Northern School Districts Advertise To Attract Transfer Students

    Plymouth Community Schools are running a television ad to promote the school in a community where school vouchers are growing.

    Plymouth Community Schools are running a television ad to promote the school in a community where school vouchers are growing. (Photo Credit: Plymouth Community Schools)

    As the new school year gets closer and closer many districts are preparing their teachers and buildings for another nine months of learning. But in the northern part of the state, three school districts are trying to market themselves through local media to encourage students and their families to enroll in their public schools.

    The South Bend Community School Corporation, Plymouth Community School District and School City of Mishawaka are all running some sort of media campaign promoting the district’s schools in hopes of encouraging families to stick with their public school option.

    The advertising campaigns come after an updated report from the Department of Education released earlier this month that shows students living in the South Bend and surrounding communities are using more and more choice scholarships to attend private schools. In just four years the number of students living in the South Bend school district using the scholarships increased from 371 in 2011-2012 to 2,224 in 2014-2015.

    And this is a trend happening in many large, urban areas in the state. As the state’s voucher program gains popularity, private schools are seeing an increase in enrollment while public schools are struggling to keep students in their classrooms.

    Which is why school districts in the northern part of the state find themselves budgeting money for advertisements.

    The Mishawaka Schools paid more than $1,600 to run a three-week radio campaign promoting the schools in their district. The district hired a private marketing firm to help create the spots, which promote the flexibility of programs throughout the district.

    Tricia Harte of WNDU in South Bend writes that Plymouth schools used a television ad to advertise their district:

    “The intent of our advertisement is to share our success stories and educational opportunities that we have and continue to offer to young people,” says Plymouth High School Principal James Condon.

    Condone says the push to solicit new enrollment isn’t a competition between schools, it’s a challenge to individual districts to tighten up and offer the best education possible.

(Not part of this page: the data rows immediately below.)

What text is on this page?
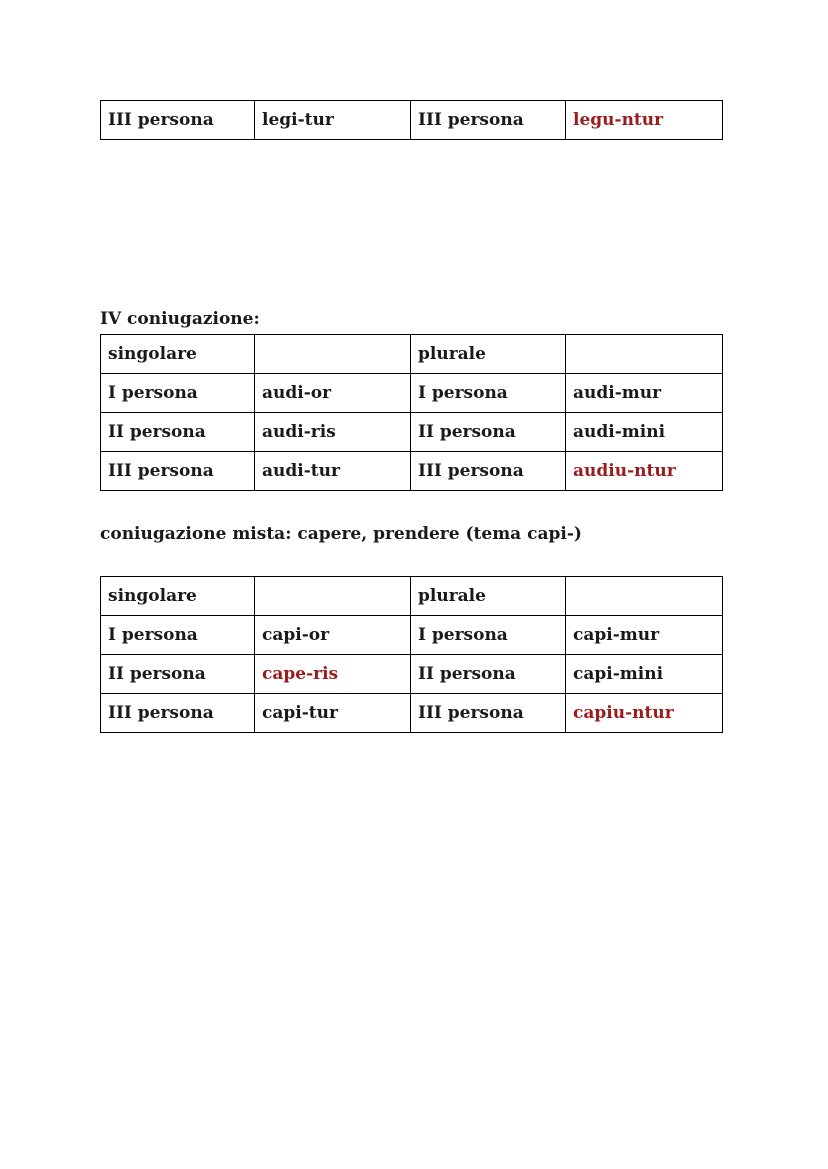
III persona	legi-tur	III persona	legu-ntur

IV coniugazione:

singolare		plurale	
I persona	audi-or	I persona	audi-mur
II persona	audi-ris	II persona	audi-mini
III persona	audi-tur	III persona	audiu-ntur

coniugazione mista: capere, prendere (tema capi-)

singolare		plurale	
I persona	capi-or	I persona	capi-mur
II persona	cape-ris	II persona	capi-mini
III persona	capi-tur	III persona	capiu-ntur
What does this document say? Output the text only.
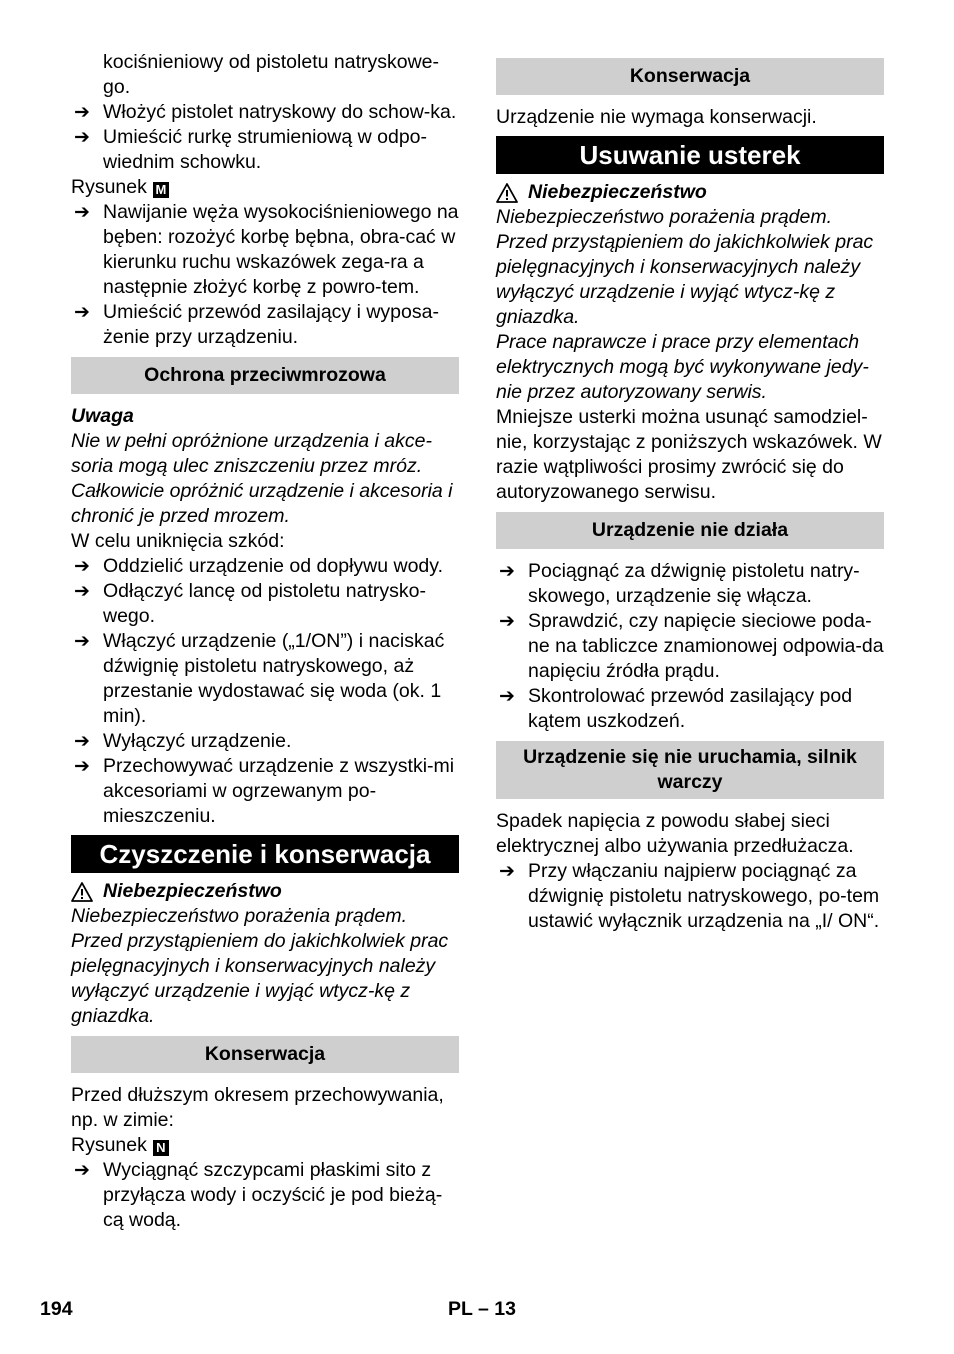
kociśnieniowy od pistoletu natryskowe-
go.

➔ Włożyć pistolet natryskowy do schow-ka.

➔ Umieścić rurkę strumieniową w odpo-wiednim schowku.

Rysunek M

➔ Nawijanie węża wysokociśnieniowego na bęben: rozożyć korbę bębna, obra-cać w kierunku ruchu wskazówek zega-ra a następnie złożyć korbę z powro-tem.

➔ Umieścić przewód zasilający i wyposa-żenie przy urządzeniu.

Ochrona przeciwmrozowa

Uwaga

Nie w pełni opróżnione urządzenia i akce-soria mogą ulec zniszczeniu przez mróz. Całkowicie opróżnić urządzenie i akcesoria i chronić je przed mrozem.

W celu uniknięcia szkód:

➔ Oddzielić urządzenie od dopływu wody.

➔ Odłączyć lancę od pistoletu natrysko-wego.

➔ Włączyć urządzenie („1/ON”) i naciskać dźwignię pistoletu natryskowego, aż przestanie wydostawać się woda (ok. 1 min).

➔ Wyłączyć urządzenie.

➔ Przechowywać urządzenie z wszystki-mi akcesoriami w ogrzewanym po-mieszczeniu.

Czyszczenie i konserwacja
Niebezpieczeństwo

Niebezpieczeństwo porażenia prądem. Przed przystąpieniem do jakichkolwiek prac pielęgnacyjnych i konserwacyjnych należy wyłączyć urządzenie i wyjąć wtycz-kę z gniazdka.

Konserwacja

Przed dłuższym okresem przechowywania, np. w zimie:

Rysunek N

➔ Wyciągnąć szczypcami płaskimi sito z przyłącza wody i oczyścić je pod bieżą-cą wodą.

Konserwacja

Urządzenie nie wymaga konserwacji.

Usuwanie usterek
Niebezpieczeństwo

Niebezpieczeństwo porażenia prądem. Przed przystąpieniem do jakichkolwiek prac pielęgnacyjnych i konserwacyjnych należy wyłączyć urządzenie i wyjąć wtycz-kę z gniazdka.

Prace naprawcze i prace przy elementach elektrycznych mogą być wykonywane jedy-nie przez autoryzowany serwis.

Mniejsze usterki można usunąć samodziel-nie, korzystając z poniższych wskazówek. W razie wątpliwości prosimy zwrócić się do autoryzowanego serwisu.

Urządzenie nie działa

➔ Pociągnąć za dźwignię pistoletu natry-skowego, urządzenie się włącza.

➔ Sprawdzić, czy napięcie sieciowe poda-ne na tabliczce znamionowej odpowia-da napięciu źródła prądu.

➔ Skontrolować przewód zasilający pod kątem uszkodzeń.

Urządzenie się nie uruchamia, silnik warczy

Spadek napięcia z powodu słabej sieci elektrycznej albo używania przedłużacza.

➔ Przy włączaniu najpierw pociągnąć za dźwignię pistoletu natryskowego, po-tem ustawić wyłącznik urządzenia na „I/ ON“.

194	PL – 13
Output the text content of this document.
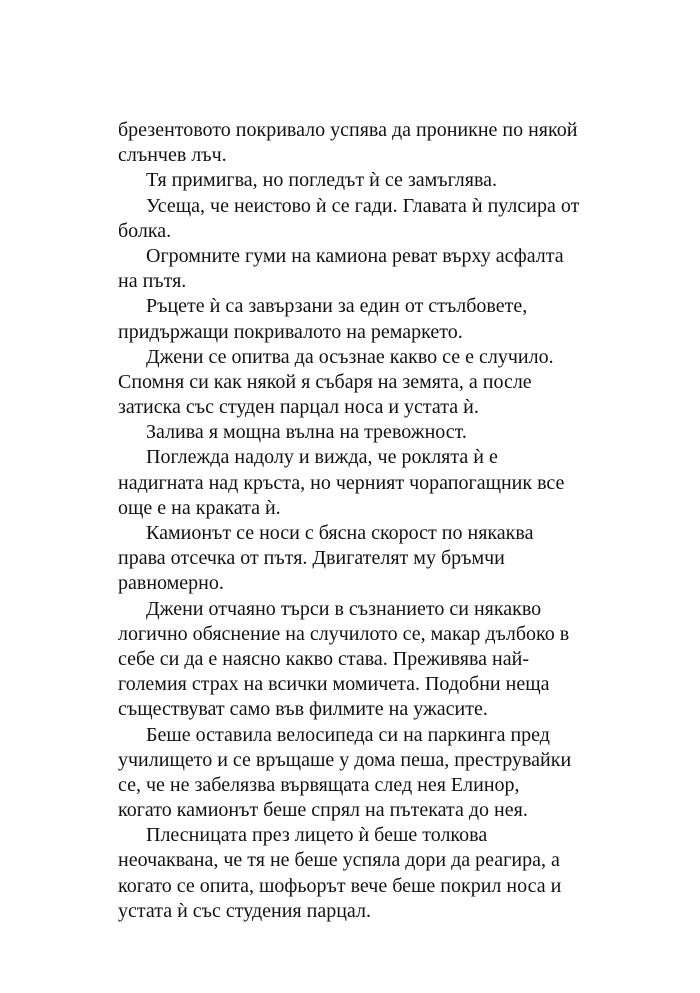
брезентовото покривало успява да проникне по някой
слънчев лъч.
Тя примигва, но погледът ѝ се замъглява.
Усеща, че неистово ѝ се гади. Главата ѝ пулсира от
болка.
Огромните гуми на камиона реват върху асфалта
на пътя.
Ръцете ѝ са завързани за един от стълбовете,
придържащи покривалото на ремаркето.
Джени се опитва да осъзнае какво се е случило.
Спомня си как някой я събаря на земята, а после
затиска със студен парцал носа и устата ѝ.
Залива я мощна вълна на тревожност.
Поглежда надолу и вижда, че роклята ѝ е
надигната над кръста, но черният чорапогащник все
още е на краката ѝ.
Камионът се носи с бясна скорост по някаква
права отсечка от пътя. Двигателят му бръмчи
равномерно.
Джени отчаяно търси в съзнанието си някакво
логично обяснение на случилото се, макар дълбоко в
себе си да е наясно какво става. Преживява най-
големия страх на всички момичета. Подобни неща
съществуват само във филмите на ужасите.
Беше оставила велосипеда си на паркинга пред
училището и се връщаше у дома пеша, преструвайки
се, че не забелязва вървящата след нея Елинор,
когато камионът беше спрял на пътеката до нея.
Плесницата през лицето ѝ беше толкова
неочаквана, че тя не беше успяла дори да реагира, а
когато се опита, шофьорът вече беше покрил носа и
устата ѝ със студения парцал.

    As for how much the commercial cost PCSC, Tyree said “if our recruiting efforts gain us two transfer students, we more than paid for our investment.”

    Plymouth also plans to survey families that decided to transfer to Plymouth Community School Corporation and identify how they heard about PCSC being the right choice for their needs. At this point, a representative for PCSC says they cannot definitely say the numbers increased due to the television spot. However, the numbers for transfers compared to last year have increased.

    And in South Bend, radio spots were also used to promote the variety of hands on programs and language opportunities in the district. A communications director for the school district told Harte the district spent $12,000 on the ads, but says it’s necessary for the district to promote the opportunities in their schools when families have so many different options in the area.